На каменных обрывах — ни деревца, ни кустика, лишь синеватые глыбы снега висели над нами.
— Не дай бог рухнет, — сказал мой товарищ. — Не только что костей наших не соберут, но и от машины мало что останется. Все в лепешку сплющит.
— Не сплющит! Сколько ездим…
Водитель замолчал. Ему было не до разговоров. Надвигался вечер. Темнота в скалах заметно густела. Крепчал мороз. По дну ущелья пополз тяжелый, плотный туман фары не пробивали его и на десяток метров. Было тревожно и сиротливо.
Вдруг что-то случилось с мотором. Он поперхнулся и закашлял отчаянно и громко. Ущелье захохотало, перебрасывая от стены к стене громоподобное эхо.
Водитель, может быть и непроизвольно, дал газ. Машина рванулась вперед, а вслед нам, где-то позади, но не особенно далеко, заглушая горное эхо, проревел снежный обвал.
Мы мчались вперед, не разбирая дороги. Я чувствовал, что спина у меня в испарине. Блестел и потный лоб моего товарища.
— Выходит, проскочили! — Водитель нервно засмеялся: — Вежливая лавина. Подождала, пока проедем!
— Мотор у нас с тобой невежливый. Будь он неладен! Ведь это его выхлопы раскачали в ущелье воздух. Горное эхо лавину с места стронуло. Она, проклятая, как настороженный капкан, на волоске держалась. Чуть-чуть в нас не угодила!
— Скажи мне кто-нибудь такое дома, — удивился мой спутник, — ни за что бы не поверил. Ну, а тут за спиной гремит. Хочешь не хочешь — верь!
Грохот лавины всполошил всю разведку. В свете фар я увидел высокую фигуру Попова, бегущего нам навстречу впереди всех. Друг мой торопился на выручку!
Непочатая Колыма
Каждое возвращение Попова с базы было для нас праздником, хотя обычно он привозил прозаические, неинтересные вещи: кайла, стеганые штаны, стекла к лампам, запасы продовольствия, спирт. И на этот раз всей партией мы вышли навстречу Попову. Веселой ватагой стали разгружать привезенную им кладь. Попов деловито направлял работу, но когда мы неосторожно двинули один из довольно громоздких ящиков, он испуганно закричал:
— Тише, дьяволы! Наели силищи. Стеклянное там.
«Стеклянным» оказались многочисленные бутылки и банки с нарядными этикетками: «Настойка рябиновая», Тасканский комбинат; «Варенье брусничное», Тасканский комбинат; «Масло кедровое». И опять удивительное: Тасканский комбинат.
Мы читали этикетки, перебрасывая из рук в руки бутылки и банки, и глазам своим не верили.

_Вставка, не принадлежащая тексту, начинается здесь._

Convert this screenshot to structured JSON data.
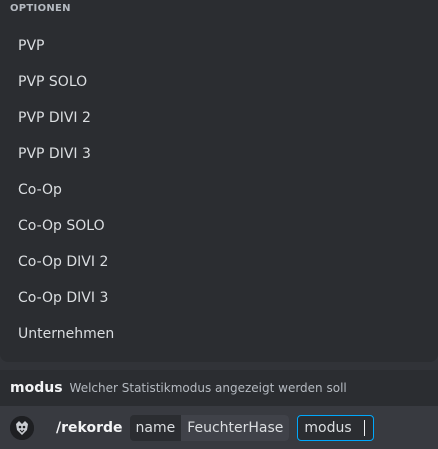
{
  "options": {
    "header": "OPTIONEN",
    "items": [
      "PVP",
      "PVP SOLO",
      "PVP DIVI 2",
      "PVP DIVI 3",
      "Co-Op",
      "Co-Op SOLO",
      "Co-Op DIVI 2",
      "Co-Op DIVI 3",
      "Unternehmen"
    ]
  },
  "hint": {
    "param_name": "modus",
    "description": "Welcher Statistikmodus angezeigt werden soll"
  },
  "command": {
    "icon": "bot-avatar-icon",
    "name": "/rekorde",
    "params": [
      {
        "label": "name",
        "value": "FeuchterHase"
      },
      {
        "label": "modus",
        "value": ""
      }
    ]
  },
  "colors": {
    "background": "#313338",
    "panel": "#2b2d31",
    "input": "#383a40",
    "focus_border": "#00a8fc"
  }
}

Знали мы о витаминной фабрике в Ягодном, слышали и о Тасканском комбинате, но думали, что там варят целебный от цинги, но рвотный на вкус хвойный экстракт. А чтобы свои колымские варенья, соки, масло, рябиновка? Невероятно!

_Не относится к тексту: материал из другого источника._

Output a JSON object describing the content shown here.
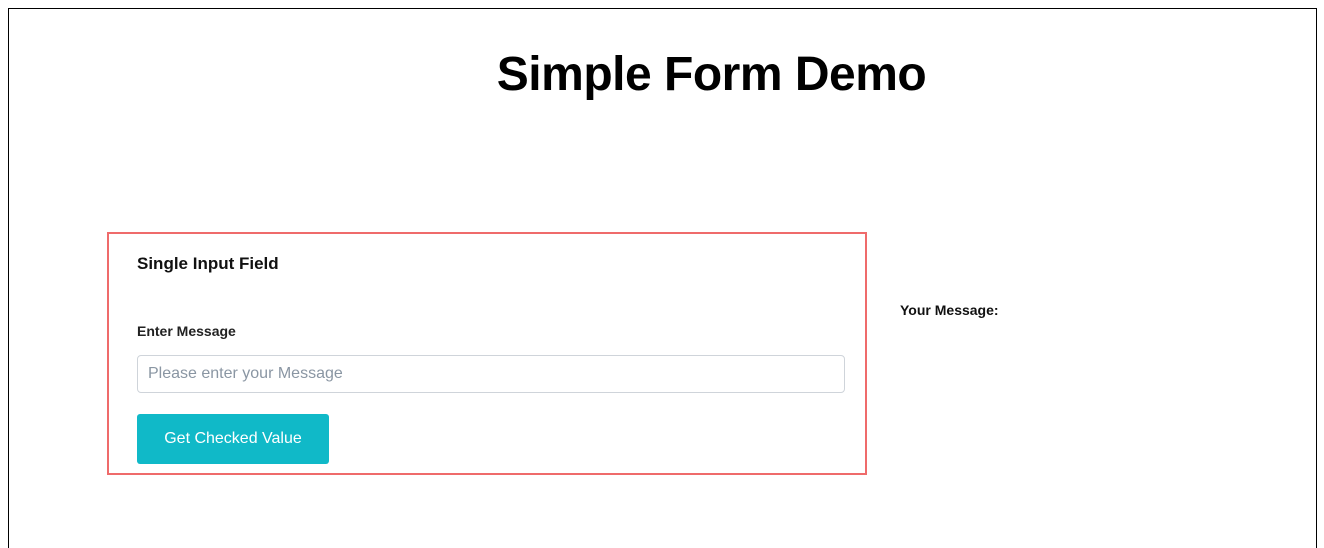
{
  "page": {
    "title": "Simple Form Demo"
  },
  "single_input": {
    "card_title": "Single Input Field",
    "field_label": "Enter Message",
    "input_value": "",
    "input_placeholder": "Please enter your Message",
    "button_label": "Get Checked Value"
  },
  "output": {
    "label": "Your Message:",
    "value": ""
  },
  "colors": {
    "card_border": "#ef6b6b",
    "button_background": "#10b9c8",
    "button_text": "#ffffff",
    "input_border": "#cfd4da",
    "placeholder": "#8a96a3"
  }
}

— Попов! Да ты просто кудесник.
Он бесцеремонно отводил наши восторги:
— До ноября заговляйтесь. На праздники откроем бутылочку. На холода отпущено. В зачет спирта.

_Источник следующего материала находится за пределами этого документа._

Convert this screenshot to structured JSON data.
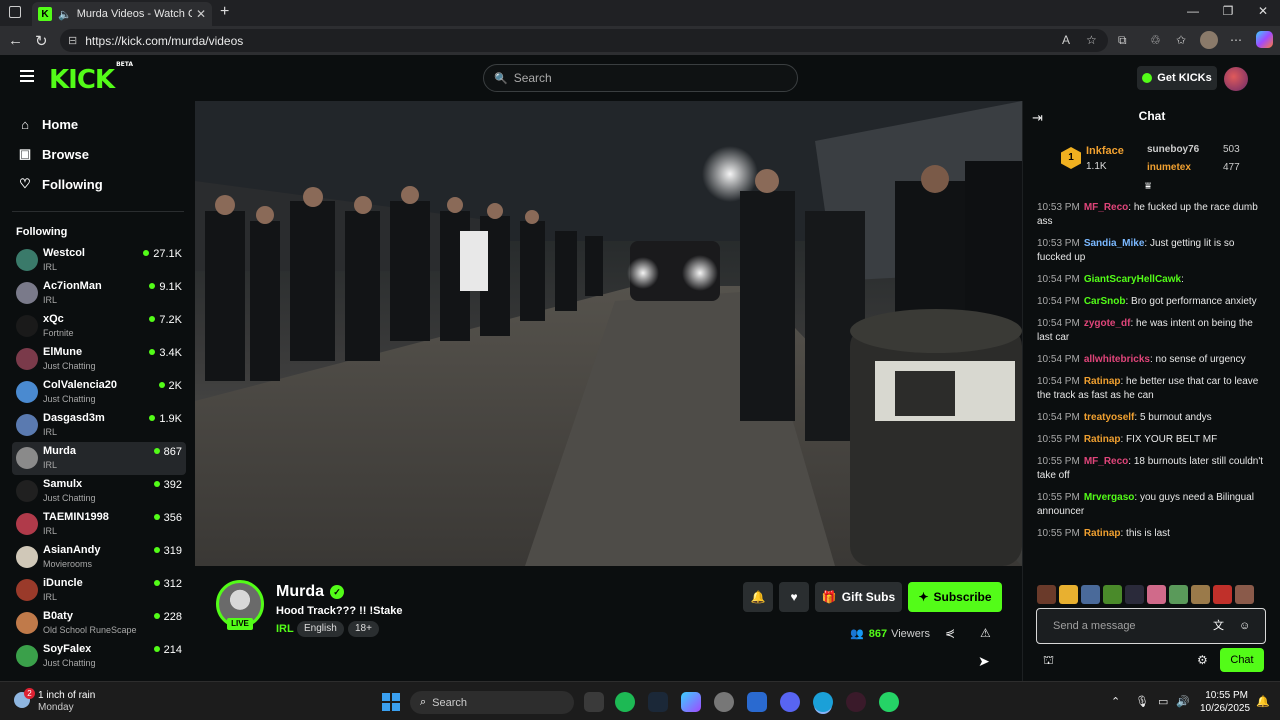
{
  "browser": {
    "tab_title": "Murda Videos - Watch On-D",
    "url": "https://kick.com/murda/videos",
    "tab_close": "✕",
    "new_tab": "+"
  },
  "header": {
    "logo": "KICK",
    "logo_badge": "BETA",
    "search_placeholder": "Search",
    "get_kicks": "Get KICKs"
  },
  "sidebar": {
    "nav": [
      {
        "label": "Home",
        "icon": "home-icon"
      },
      {
        "label": "Browse",
        "icon": "browse-icon"
      },
      {
        "label": "Following",
        "icon": "heart-icon"
      }
    ],
    "following_heading": "Following",
    "following": [
      {
        "name": "Westcol",
        "category": "IRL",
        "viewers": "27.1K",
        "color": "#3a7a6a"
      },
      {
        "name": "Ac7ionMan",
        "category": "IRL",
        "viewers": "9.1K",
        "color": "#7a7a8a"
      },
      {
        "name": "xQc",
        "category": "Fortnite",
        "viewers": "7.2K",
        "color": "#1a1a1a"
      },
      {
        "name": "ElMune",
        "category": "Just Chatting",
        "viewers": "3.4K",
        "color": "#7a3a4a"
      },
      {
        "name": "ColValencia20",
        "category": "Just Chatting",
        "viewers": "2K",
        "color": "#4a8ad0"
      },
      {
        "name": "Dasgasd3m",
        "category": "IRL",
        "viewers": "1.9K",
        "color": "#5a7ab0"
      },
      {
        "name": "Murda",
        "category": "IRL",
        "viewers": "867",
        "color": "#8a8a8a"
      },
      {
        "name": "Samulx",
        "category": "Just Chatting",
        "viewers": "392",
        "color": "#202020"
      },
      {
        "name": "TAEMIN1998",
        "category": "IRL",
        "viewers": "356",
        "color": "#b03a4a"
      },
      {
        "name": "AsianAndy",
        "category": "Movierooms",
        "viewers": "319",
        "color": "#d0c8b8"
      },
      {
        "name": "iDuncle",
        "category": "IRL",
        "viewers": "312",
        "color": "#9a3a2a"
      },
      {
        "name": "B0aty",
        "category": "Old School RuneScape",
        "viewers": "228",
        "color": "#c07a4a"
      },
      {
        "name": "SoyFalex",
        "category": "Just Chatting",
        "viewers": "214",
        "color": "#3aa04a"
      }
    ],
    "active_index": 6
  },
  "stream": {
    "name": "Murda",
    "title": "Hood Track??? !! !Stake",
    "category": "IRL",
    "tags": [
      "English",
      "18+"
    ],
    "live_label": "LIVE",
    "gift_subs": "Gift Subs",
    "subscribe": "Subscribe",
    "viewer_count": "867",
    "viewers_label": "Viewers"
  },
  "chat": {
    "title": "Chat",
    "pinned": {
      "top_name": "Inkface",
      "top_count": "1.1K",
      "second_name": "suneboy76",
      "second_count": "503",
      "third_name": "inumetex",
      "third_count": "477"
    },
    "messages": [
      {
        "time": "10:53 PM",
        "user": "MF_Reco",
        "color": "#e0457a",
        "text": "he fucked up the race dumb ass"
      },
      {
        "time": "10:53 PM",
        "user": "Sandia_Mike",
        "color": "#7ab8ff",
        "text": "Just getting lit is so fuccked up"
      },
      {
        "time": "10:54 PM",
        "user": "GiantScaryHellCawk",
        "color": "#53fc18",
        "text": ""
      },
      {
        "time": "10:54 PM",
        "user": "CarSnob",
        "color": "#53fc18",
        "text": "Bro got performance anxiety"
      },
      {
        "time": "10:54 PM",
        "user": "zygote_df",
        "color": "#e0457a",
        "text": "he was intent on being the last car"
      },
      {
        "time": "10:54 PM",
        "user": "allwhitebricks",
        "color": "#e0457a",
        "text": "no sense of urgency"
      },
      {
        "time": "10:54 PM",
        "user": "Ratinap",
        "color": "#f0a030",
        "text": "he better use that car to leave the track as fast as he can"
      },
      {
        "time": "10:54 PM",
        "user": "treatyoself",
        "color": "#f0a030",
        "text": "5 burnout andys"
      },
      {
        "time": "10:55 PM",
        "user": "Ratinap",
        "color": "#f0a030",
        "text": "FIX YOUR BELT MF"
      },
      {
        "time": "10:55 PM",
        "user": "MF_Reco",
        "color": "#e0457a",
        "text": "18 burnouts later still couldn't take off"
      },
      {
        "time": "10:55 PM",
        "user": "Mrvergaso",
        "color": "#53fc18",
        "text": "you guys need a Bilingual announcer"
      },
      {
        "time": "10:55 PM",
        "user": "Ratinap",
        "color": "#f0a030",
        "text": "this is last"
      }
    ],
    "input_placeholder": "Send a message",
    "send_label": "Chat"
  },
  "taskbar": {
    "weather_line1": "1 inch of rain",
    "weather_line2": "Monday",
    "weather_badge": "2",
    "search_placeholder": "Search",
    "time": "10:55 PM",
    "date": "10/26/2025"
  }
}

Среди своих товарищей-разведчиков я не помню ни одного, про которого можно было бы сказать, что он пьяница. Не в нашем это обычае… Но спирт на разведках всегда водился. При той лютой стуже, в которую мы работали «на свежем воздухе», без стопки спирта обойтись невозможно. К пьянству же это не имеет никакого отношения. Вето Попова нас не особенно огорчило: на праздники, так на праздники. Удивлял сам факт неожиданных возможностей Колымы.
Я бывал в Таскане летом. Таежный поселок запомнился своей нетаежной зеленью. Глаз радовался при виде исконно русских тополей и осинок, ожививших берега одного из притоков Колымы, который дал имя и поселку. И вот теперь к живописной красоте Таскана прибавилась еще и такая «аппетитная промышленность». Для тех далеких лет и в таких еще малообжитых местах она казалась сказкой, мечтой фантаста.